There's also di dosso, which is kind of the opposite. It literally means “off your back” but is most often used to mean “to remove”, much like the verb togliere.

- Me lo sono levato di dosso.
- I got rid of it (literally: I got it off my back.)

- Toglimi le mani di dosso.
- Take your hands off me.

There's a related verb, addossare, which isn’t very common in normal conversation, but means something like "to lay on", or "to lean on". It’s used when talking about blame or responsibility:

- addossare la colpa
- to lay the blame [on something/someone]

And there's also indossare, a verb meaning “to put on” - literally “to put on one’s back”.

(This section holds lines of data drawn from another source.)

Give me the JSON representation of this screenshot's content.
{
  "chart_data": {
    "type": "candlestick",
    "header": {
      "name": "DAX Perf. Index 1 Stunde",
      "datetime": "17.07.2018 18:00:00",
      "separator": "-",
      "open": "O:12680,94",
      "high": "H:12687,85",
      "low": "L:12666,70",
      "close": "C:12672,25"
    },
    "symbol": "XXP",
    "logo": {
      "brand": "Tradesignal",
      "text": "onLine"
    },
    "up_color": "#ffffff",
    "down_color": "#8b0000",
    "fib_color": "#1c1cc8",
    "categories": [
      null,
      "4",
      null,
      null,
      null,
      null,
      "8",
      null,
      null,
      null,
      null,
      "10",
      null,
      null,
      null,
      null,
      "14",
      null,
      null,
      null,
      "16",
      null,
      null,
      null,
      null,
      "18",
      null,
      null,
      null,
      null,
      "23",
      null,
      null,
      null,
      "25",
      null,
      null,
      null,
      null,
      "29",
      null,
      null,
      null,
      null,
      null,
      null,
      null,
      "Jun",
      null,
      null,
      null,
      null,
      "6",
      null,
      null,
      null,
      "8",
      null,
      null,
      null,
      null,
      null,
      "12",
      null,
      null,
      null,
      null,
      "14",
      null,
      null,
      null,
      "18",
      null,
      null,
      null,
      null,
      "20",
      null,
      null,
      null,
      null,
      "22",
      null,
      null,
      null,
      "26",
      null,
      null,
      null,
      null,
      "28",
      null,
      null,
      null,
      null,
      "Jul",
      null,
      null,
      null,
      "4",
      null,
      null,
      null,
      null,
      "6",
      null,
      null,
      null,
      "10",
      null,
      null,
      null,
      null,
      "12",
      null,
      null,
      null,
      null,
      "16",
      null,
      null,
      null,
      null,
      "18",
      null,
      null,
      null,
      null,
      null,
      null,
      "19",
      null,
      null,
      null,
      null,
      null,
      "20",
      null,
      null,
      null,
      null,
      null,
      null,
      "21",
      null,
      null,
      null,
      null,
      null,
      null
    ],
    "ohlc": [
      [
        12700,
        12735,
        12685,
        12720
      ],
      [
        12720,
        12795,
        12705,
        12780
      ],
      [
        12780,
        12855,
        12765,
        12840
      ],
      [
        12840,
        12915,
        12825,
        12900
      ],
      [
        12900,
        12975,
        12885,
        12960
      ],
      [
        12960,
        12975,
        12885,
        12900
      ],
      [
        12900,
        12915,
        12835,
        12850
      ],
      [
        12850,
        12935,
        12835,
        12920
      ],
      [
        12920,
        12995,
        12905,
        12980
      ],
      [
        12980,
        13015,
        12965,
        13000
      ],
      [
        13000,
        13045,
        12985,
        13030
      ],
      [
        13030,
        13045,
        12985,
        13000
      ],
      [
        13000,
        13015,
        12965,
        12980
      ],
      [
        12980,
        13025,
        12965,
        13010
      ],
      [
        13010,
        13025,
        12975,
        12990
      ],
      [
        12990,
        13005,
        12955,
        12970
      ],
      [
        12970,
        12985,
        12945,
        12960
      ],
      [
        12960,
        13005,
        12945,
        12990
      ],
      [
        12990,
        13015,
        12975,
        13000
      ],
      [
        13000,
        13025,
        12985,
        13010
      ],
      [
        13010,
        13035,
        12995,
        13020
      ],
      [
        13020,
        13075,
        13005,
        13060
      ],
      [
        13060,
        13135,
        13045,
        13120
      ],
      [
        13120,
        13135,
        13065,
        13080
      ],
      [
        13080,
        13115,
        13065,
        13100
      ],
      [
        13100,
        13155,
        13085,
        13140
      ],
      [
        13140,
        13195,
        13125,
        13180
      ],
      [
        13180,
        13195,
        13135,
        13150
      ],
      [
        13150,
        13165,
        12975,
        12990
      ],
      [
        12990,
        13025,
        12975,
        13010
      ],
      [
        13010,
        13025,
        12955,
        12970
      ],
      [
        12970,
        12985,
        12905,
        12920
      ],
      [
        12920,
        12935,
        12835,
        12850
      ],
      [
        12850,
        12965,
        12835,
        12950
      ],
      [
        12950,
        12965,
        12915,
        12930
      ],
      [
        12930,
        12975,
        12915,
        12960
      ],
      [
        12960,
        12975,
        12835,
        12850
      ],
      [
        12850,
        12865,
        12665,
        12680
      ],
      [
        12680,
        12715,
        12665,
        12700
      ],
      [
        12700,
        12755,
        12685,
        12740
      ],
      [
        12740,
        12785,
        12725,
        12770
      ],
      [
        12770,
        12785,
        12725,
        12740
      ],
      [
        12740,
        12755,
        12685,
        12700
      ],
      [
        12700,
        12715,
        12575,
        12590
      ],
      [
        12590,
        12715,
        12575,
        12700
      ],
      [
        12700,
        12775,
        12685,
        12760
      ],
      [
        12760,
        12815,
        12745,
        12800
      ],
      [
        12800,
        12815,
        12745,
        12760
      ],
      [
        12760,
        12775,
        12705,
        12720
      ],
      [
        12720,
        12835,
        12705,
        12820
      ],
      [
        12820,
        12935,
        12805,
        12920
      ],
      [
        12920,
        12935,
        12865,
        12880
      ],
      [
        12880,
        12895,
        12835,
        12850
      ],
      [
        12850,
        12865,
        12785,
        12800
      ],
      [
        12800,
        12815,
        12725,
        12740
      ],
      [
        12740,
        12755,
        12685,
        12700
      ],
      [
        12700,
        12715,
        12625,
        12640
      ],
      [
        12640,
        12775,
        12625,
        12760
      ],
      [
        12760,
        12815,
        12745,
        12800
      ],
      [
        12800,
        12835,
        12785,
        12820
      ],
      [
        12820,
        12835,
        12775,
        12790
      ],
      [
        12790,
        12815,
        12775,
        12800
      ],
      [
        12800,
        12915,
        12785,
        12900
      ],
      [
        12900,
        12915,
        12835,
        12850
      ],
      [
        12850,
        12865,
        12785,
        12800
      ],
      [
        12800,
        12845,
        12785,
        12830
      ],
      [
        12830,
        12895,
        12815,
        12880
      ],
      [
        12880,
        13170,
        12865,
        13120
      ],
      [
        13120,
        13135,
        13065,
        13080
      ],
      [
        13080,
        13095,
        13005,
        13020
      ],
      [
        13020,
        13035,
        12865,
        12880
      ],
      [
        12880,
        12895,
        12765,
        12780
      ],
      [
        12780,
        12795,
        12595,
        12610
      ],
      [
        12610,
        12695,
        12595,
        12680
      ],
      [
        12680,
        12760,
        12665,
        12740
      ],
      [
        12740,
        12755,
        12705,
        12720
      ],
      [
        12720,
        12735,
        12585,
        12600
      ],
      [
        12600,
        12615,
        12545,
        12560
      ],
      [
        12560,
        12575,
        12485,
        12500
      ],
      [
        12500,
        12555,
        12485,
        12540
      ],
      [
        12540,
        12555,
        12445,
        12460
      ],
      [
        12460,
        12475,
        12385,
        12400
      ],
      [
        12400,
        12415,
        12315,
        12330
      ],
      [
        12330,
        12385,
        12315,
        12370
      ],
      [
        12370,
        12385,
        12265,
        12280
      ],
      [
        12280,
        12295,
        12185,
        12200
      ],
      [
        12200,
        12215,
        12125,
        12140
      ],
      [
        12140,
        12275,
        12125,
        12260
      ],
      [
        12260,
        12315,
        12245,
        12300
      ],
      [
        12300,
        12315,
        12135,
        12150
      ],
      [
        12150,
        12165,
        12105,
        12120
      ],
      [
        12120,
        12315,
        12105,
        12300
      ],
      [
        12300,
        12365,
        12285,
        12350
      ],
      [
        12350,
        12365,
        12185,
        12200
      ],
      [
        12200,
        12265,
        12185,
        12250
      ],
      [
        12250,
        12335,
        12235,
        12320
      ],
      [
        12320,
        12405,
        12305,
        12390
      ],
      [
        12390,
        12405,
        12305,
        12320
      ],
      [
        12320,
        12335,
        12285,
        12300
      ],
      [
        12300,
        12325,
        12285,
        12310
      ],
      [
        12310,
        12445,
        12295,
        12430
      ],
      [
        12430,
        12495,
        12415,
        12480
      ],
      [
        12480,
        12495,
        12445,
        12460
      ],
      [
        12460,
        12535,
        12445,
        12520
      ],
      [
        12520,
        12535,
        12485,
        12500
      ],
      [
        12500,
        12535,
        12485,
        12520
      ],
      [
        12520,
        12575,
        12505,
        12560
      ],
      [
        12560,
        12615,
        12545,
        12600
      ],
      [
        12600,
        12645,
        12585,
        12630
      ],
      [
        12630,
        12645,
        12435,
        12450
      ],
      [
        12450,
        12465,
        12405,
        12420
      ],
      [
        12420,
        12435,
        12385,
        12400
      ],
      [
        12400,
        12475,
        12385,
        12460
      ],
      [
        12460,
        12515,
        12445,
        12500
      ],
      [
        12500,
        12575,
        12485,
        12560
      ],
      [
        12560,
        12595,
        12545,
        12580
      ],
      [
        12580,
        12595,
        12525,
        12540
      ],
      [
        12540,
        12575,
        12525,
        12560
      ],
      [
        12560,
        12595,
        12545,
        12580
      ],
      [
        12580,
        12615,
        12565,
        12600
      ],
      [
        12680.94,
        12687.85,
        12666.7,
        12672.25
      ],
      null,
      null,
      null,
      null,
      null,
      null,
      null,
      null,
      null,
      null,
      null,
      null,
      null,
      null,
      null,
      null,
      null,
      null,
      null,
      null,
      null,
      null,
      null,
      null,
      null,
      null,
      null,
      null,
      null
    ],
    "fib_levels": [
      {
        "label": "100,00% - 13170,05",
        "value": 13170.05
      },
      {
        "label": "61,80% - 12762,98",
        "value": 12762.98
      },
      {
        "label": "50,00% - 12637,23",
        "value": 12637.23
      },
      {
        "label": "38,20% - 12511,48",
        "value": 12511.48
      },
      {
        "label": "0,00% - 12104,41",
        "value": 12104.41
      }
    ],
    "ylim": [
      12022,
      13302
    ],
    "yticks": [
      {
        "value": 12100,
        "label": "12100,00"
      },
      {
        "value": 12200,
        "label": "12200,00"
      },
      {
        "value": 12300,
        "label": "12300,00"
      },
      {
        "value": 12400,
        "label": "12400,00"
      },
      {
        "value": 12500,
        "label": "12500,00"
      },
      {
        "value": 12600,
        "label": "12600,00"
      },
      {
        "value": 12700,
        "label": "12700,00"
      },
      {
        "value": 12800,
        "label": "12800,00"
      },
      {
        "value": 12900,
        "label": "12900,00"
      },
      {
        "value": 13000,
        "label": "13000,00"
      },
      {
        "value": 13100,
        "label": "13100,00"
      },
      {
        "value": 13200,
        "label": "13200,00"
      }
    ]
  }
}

- Lei ha indossato il vestito

- She put the dress on

When you consider the meanings of these related words, it becomes clear what Jovanotti meant about summer “weighing” on him.

In English we talk about carrying figurative weights on our shoulders; in Italian, perhaps such weights are felt more in your back.

Either way, if you've spent much time in Italy this summer, you'll know exactly what he's talking about.